Name	Type	Description
base_url	Union[httpx.URL, str]	The base URL of the model server
model_name	str	The name of the model for which to get an explanation
data	dict	The input data for the model
headers	Mapping[str, str]	headers to include in the request
timeout	Union[float, None, tuple, httpx.Timeout]	Timeout configuration for the request

Returns¶

Return Type: dict

The explanation response from the model server as a dict.

Raises¶

UnsupportedProtocol: If the protocol specified in the configuration is not supported.

HTTPStatusError: If the response status code indicates an error.

is_server_ready()¶

is_server_ready(base_url, headers=None, timeout=None) _async

Check if the inference server is ready.

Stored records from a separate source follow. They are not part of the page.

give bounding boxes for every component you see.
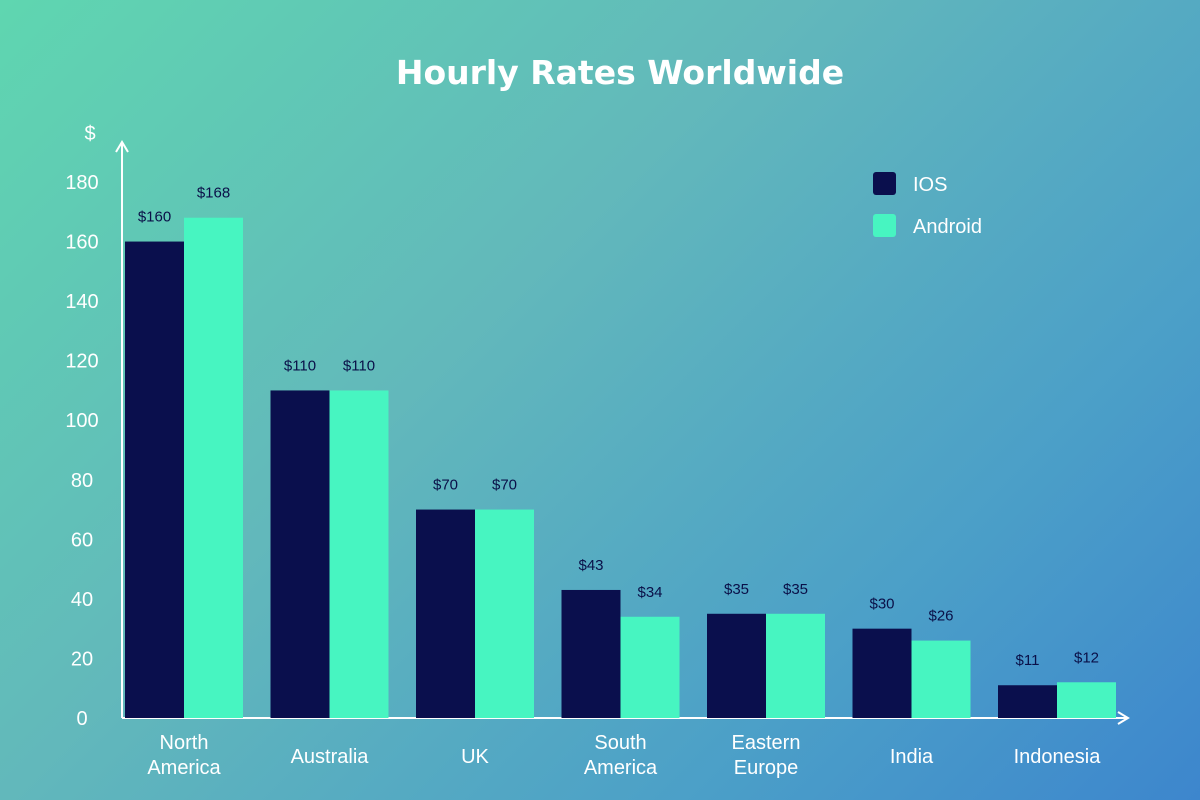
y-tick-label: 80: [71, 470, 93, 492]
bar-android: [1057, 682, 1116, 718]
x-tick-label: India: [890, 746, 934, 768]
x-tick-label: Eastern: [732, 732, 801, 754]
legend: IOS Android: [873, 172, 982, 238]
bar-ios: [852, 628, 912, 718]
y-axis-label: $: [84, 123, 95, 145]
y-tick-label: 40: [71, 589, 93, 611]
chart-title: Hourly Rates Worldwide: [396, 53, 844, 92]
bar-value-label: $34: [637, 584, 662, 601]
bar-value-label: $110: [284, 357, 316, 374]
bar-value-label: $70: [492, 477, 517, 494]
x-tick-label: Indonesia: [1014, 746, 1102, 768]
bar-android: [329, 390, 389, 718]
y-axis-arrow-icon: [115, 140, 129, 153]
category-labels-group: North America Australia UK South America Easte…: [147, 732, 1101, 779]
y-tick-label: 100: [65, 410, 98, 432]
x-tick-label: America: [147, 757, 221, 779]
y-tick-label: 60: [71, 529, 93, 551]
bar-ios: [707, 613, 766, 718]
bar-value-label: $110: [343, 357, 375, 374]
bar-ios: [125, 241, 184, 719]
x-tick-label: UK: [461, 746, 489, 768]
data-labels-group: $160 $168 $110 $110 $70 $70 $43 $34 $35 $35 $30 $26…: [138, 185, 1099, 670]
y-tick-label: 160: [65, 232, 98, 254]
legend-label-android: Android: [913, 216, 982, 238]
bar-ios: [416, 509, 475, 718]
bar-value-label: $35: [724, 581, 749, 598]
legend-swatch-android: [873, 214, 896, 237]
bars-group: [125, 217, 1116, 719]
y-tick-label: 20: [71, 648, 93, 670]
x-tick-label: Australia: [291, 746, 370, 768]
y-tick-label: 0: [76, 708, 87, 730]
y-tick-label: 180: [65, 172, 98, 194]
bar-ios: [998, 685, 1057, 718]
y-tick-label: 120: [65, 351, 98, 373]
bar-value-label: $26: [928, 608, 953, 625]
bar-value-label: $11: [1016, 652, 1040, 669]
bar-ios: [561, 589, 621, 718]
x-tick-label: America: [584, 757, 658, 779]
bar-value-label: $168: [197, 185, 230, 202]
bar-value-label: $70: [433, 477, 458, 494]
bar-ios: [270, 390, 330, 718]
legend-swatch-ios: [873, 172, 896, 195]
bar-value-label: $43: [578, 557, 603, 574]
x-axis-arrow-icon: [1117, 711, 1130, 725]
x-tick-label: South: [594, 732, 646, 754]
bar-android: [620, 616, 680, 718]
bar-android: [766, 613, 825, 718]
legend-label-ios: IOS: [913, 174, 947, 196]
bar-android: [184, 217, 243, 718]
x-tick-label: North: [160, 732, 209, 754]
y-tick-label: 140: [65, 291, 98, 313]
y-axis: 0 20 40 60 80 100 120 140 160 180: [65, 140, 129, 730]
bar-android: [911, 640, 971, 718]
bar-android: [475, 509, 534, 718]
x-tick-label: Europe: [734, 757, 799, 779]
bar-value-label: $30: [869, 596, 894, 613]
bar-value-label: $160: [138, 209, 171, 226]
bar-value-label: $35: [783, 581, 808, 598]
bar-value-label: $12: [1074, 649, 1099, 666]
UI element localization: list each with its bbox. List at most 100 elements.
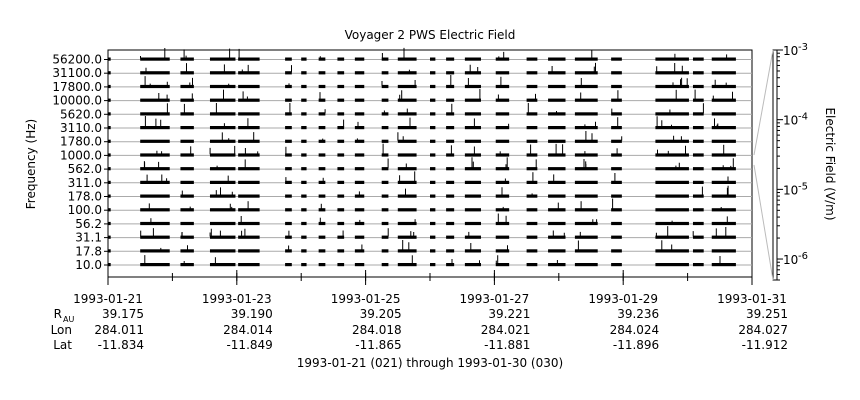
- ephemeris-row-label: Lon: [51, 323, 72, 337]
- spectral-spike: [229, 203, 233, 210]
- channel-band: [655, 235, 689, 239]
- data-segment: [381, 53, 389, 267]
- channel-band: [180, 194, 194, 198]
- channel-band: [209, 249, 236, 253]
- channel-band: [397, 112, 417, 116]
- channel-band: [301, 84, 307, 89]
- channel-band: [655, 112, 689, 116]
- channel-band: [692, 57, 704, 61]
- data-segment: [526, 57, 538, 267]
- y-tick-label: 1000.0: [60, 148, 102, 162]
- channel-band: [180, 167, 194, 171]
- channel-band: [611, 263, 622, 267]
- spectral-spike: [672, 77, 688, 86]
- channel-band: [318, 263, 326, 267]
- channel-band: [611, 194, 622, 198]
- channel-band: [285, 139, 292, 143]
- channel-band: [446, 167, 455, 171]
- channel-band: [574, 153, 598, 157]
- channel-band: [209, 180, 236, 184]
- channel-band: [337, 112, 345, 116]
- channel-band: [548, 235, 566, 239]
- channel-band: [430, 167, 436, 171]
- ephemeris-value: 39.236: [617, 307, 659, 321]
- channel-band: [495, 57, 510, 61]
- channel-band: [495, 208, 510, 212]
- channel-band: [711, 126, 736, 130]
- colorbar-tick-label: 10: [783, 44, 798, 58]
- channel-band: [655, 180, 689, 184]
- channel-band: [464, 263, 481, 267]
- channel-band: [238, 194, 260, 198]
- spectral-spike: [143, 161, 160, 169]
- channel-band: [285, 208, 292, 212]
- channel-band: [301, 126, 307, 130]
- channel-band: [430, 57, 436, 61]
- channel-band: [430, 263, 436, 267]
- ephemeris-value: 284.024: [610, 323, 660, 337]
- channel-band: [140, 84, 170, 89]
- channel-band: [140, 263, 170, 267]
- ephemeris-value: -11.896: [613, 338, 659, 352]
- channel-band: [692, 71, 704, 75]
- channel-band: [209, 194, 236, 198]
- channel-band: [337, 84, 345, 89]
- channel-band: [464, 84, 481, 89]
- channel-band: [337, 71, 345, 75]
- colorbar-frame: [772, 49, 778, 281]
- ephemeris-value: 284.027: [738, 323, 788, 337]
- channel-band: [430, 180, 436, 184]
- channel-band: [381, 221, 389, 226]
- channel-band: [655, 126, 689, 130]
- channel-band: [655, 194, 689, 198]
- channel-band: [354, 126, 365, 130]
- ephemeris-value: -11.912: [742, 338, 788, 352]
- channel-band: [692, 112, 704, 116]
- channel-band: [209, 126, 236, 130]
- channel-band: [574, 57, 598, 61]
- channel-band: [611, 126, 622, 130]
- channel-band: [301, 235, 307, 239]
- channel-band: [354, 194, 365, 198]
- channel-band: [711, 139, 736, 143]
- channel-band: [495, 167, 510, 171]
- ephemeris-value: 39.221: [488, 307, 530, 321]
- channel-band: [140, 98, 170, 102]
- channel-band: [548, 194, 566, 198]
- channel-band: [337, 167, 345, 171]
- channel-band: [611, 71, 622, 75]
- spectral-spike: [241, 64, 249, 73]
- channel-band: [381, 235, 389, 239]
- channel-band: [108, 263, 111, 267]
- channel-band: [301, 98, 307, 102]
- channel-band: [397, 208, 417, 212]
- channel-band: [574, 235, 598, 239]
- channel-band: [238, 98, 260, 102]
- channel-band: [285, 126, 292, 130]
- channel-band: [711, 153, 736, 157]
- channel-band: [318, 221, 326, 226]
- channel-band: [548, 71, 566, 75]
- channel-band: [430, 71, 436, 75]
- channel-band: [446, 84, 455, 89]
- channel-band: [209, 112, 236, 116]
- spectral-spike: [505, 157, 508, 169]
- channel-band: [381, 167, 389, 171]
- spectral-spike: [656, 116, 672, 127]
- channel-band: [337, 139, 345, 143]
- channel-band: [574, 249, 598, 253]
- channel-band: [180, 221, 194, 226]
- channel-band: [446, 98, 455, 102]
- channel-band: [318, 194, 326, 198]
- colorbar-tick-label: 10: [783, 253, 798, 267]
- channel-band: [495, 71, 510, 75]
- channel-band: [140, 180, 170, 184]
- channel-band: [238, 153, 260, 157]
- channel-band: [464, 167, 481, 171]
- colorbar-tick-exponent: -4: [798, 112, 808, 123]
- channel-band: [238, 221, 260, 226]
- channel-band: [526, 263, 538, 267]
- channel-band: [238, 84, 260, 89]
- spectral-spike: [593, 62, 596, 73]
- channel-band: [108, 153, 111, 157]
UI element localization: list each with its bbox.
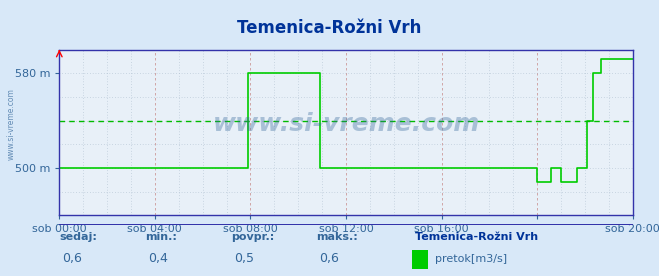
Text: pretok[m3/s]: pretok[m3/s] xyxy=(435,254,507,264)
Text: 0,6: 0,6 xyxy=(320,252,339,265)
Text: min.:: min.: xyxy=(145,232,177,242)
Text: povpr.:: povpr.: xyxy=(231,232,274,242)
Text: sedaj:: sedaj: xyxy=(59,232,97,242)
Text: maks.:: maks.: xyxy=(316,232,358,242)
Text: 0,6: 0,6 xyxy=(63,252,82,265)
Text: Temenica-Rožni Vrh: Temenica-Rožni Vrh xyxy=(237,19,422,37)
Text: Temenica-Rožni Vrh: Temenica-Rožni Vrh xyxy=(415,232,538,242)
Text: www.si-vreme.com: www.si-vreme.com xyxy=(7,88,16,160)
Text: www.si-vreme.com: www.si-vreme.com xyxy=(212,112,480,136)
Text: 0,4: 0,4 xyxy=(148,252,168,265)
Text: 0,5: 0,5 xyxy=(234,252,254,265)
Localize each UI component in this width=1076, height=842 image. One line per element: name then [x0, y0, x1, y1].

Only supports V2 protocol.

Example¶

from kserve import RESTConfig, InferenceRESTClient

config = RESTConfig(protocol="v2", retries=5, timeout=30)

client = InferenceClient(config)
is_ready = await client.is_server_ready("https://example.com:443")
if is_ready:
    print("Server is ready")
else:
    print("Server is not ready")

Parameters¶

Name	Type	Description
base_url	Union[httpx.URL, str]	The base URL of the model server
headers	Mapping[str, str]	headers to include in the request
timeout	Union[float, None, tuple, httpx.Timeout]	Timeout configuration for the request

Returns¶

Return Type: bool

True: if the Inference Server is ready False: if the Inference Server is not ready

Raises¶

UnsupportedProtocol: If the protocol specified in the configuration is not supported.

HTTPStatusError: If the response status code indicates an error.

is_server_live()¶

is_server_live(base_url, headers=None, timeout=USE_CLIENT_DEFAULT) _async

Return the liveness status of the inference server.

Example¶

from kserve import RESTConfig, InferenceRESTClient

config = RESTConfig(protocol="v2", retries=5, timeout=30)

client = InferenceClient(config)
is_live = await client.is_server_live("https://example.com:443")
if is_live:
    print("Server is live")
else:
    print("Server is not live")

Parameters¶

Name	Type	Description
base_url	Union[httpx.URL, str]	The base URL of the model server
headers	Mapping[str, str]	headers to include in the request
timeout	Union[float, None, tuple, httpx.Timeout]	Timeout configuration for the request

Returns¶

Return Type: bool

True: if the Inference Server is live False: if the Inference Server is not live

Raises¶

UnsupportedProtocol: If the protocol specified in the configuration is not supported.

HTTPStatusError: If the response status code indicates an error.

is_model_ready()¶

is_model_ready(base_url, model_name, headers=None, timeout=USE_CLIENT_DEFAULT) _async

Return the readiness status of the specified model.

Example¶

from kserve import RESTConfig, InferenceRESTClient

config = RESTConfig(protocol="v2", retries=5, timeout=30)

client = InferenceClient(config)
base_url = "https://example.com:443"
model_name = "my_model"
is_reay = await client.is_model_ready(base_url, model_name)
if is_ready:
    print("Model is ready")
else:
    print("Model is not ready")

Parameters¶

Name	Type	Description
base_url	Union[httpx.URL, str]	The base URL of the model server
model_name	str	The name of the model to be used for inference
headers	Mapping[str, str]	headers to include in the request
timeout	Union[float, None, tuple, httpx.Timeout]	Timeout configuration for the request

Returns¶

Return Type: bool

True: if the Model is ready False: if the Model is not ready

Raises¶

UnsupportedProtocol: If the protocol specified in the configuration is not supported.

HTTPStatusError: If the response status code indicates an error.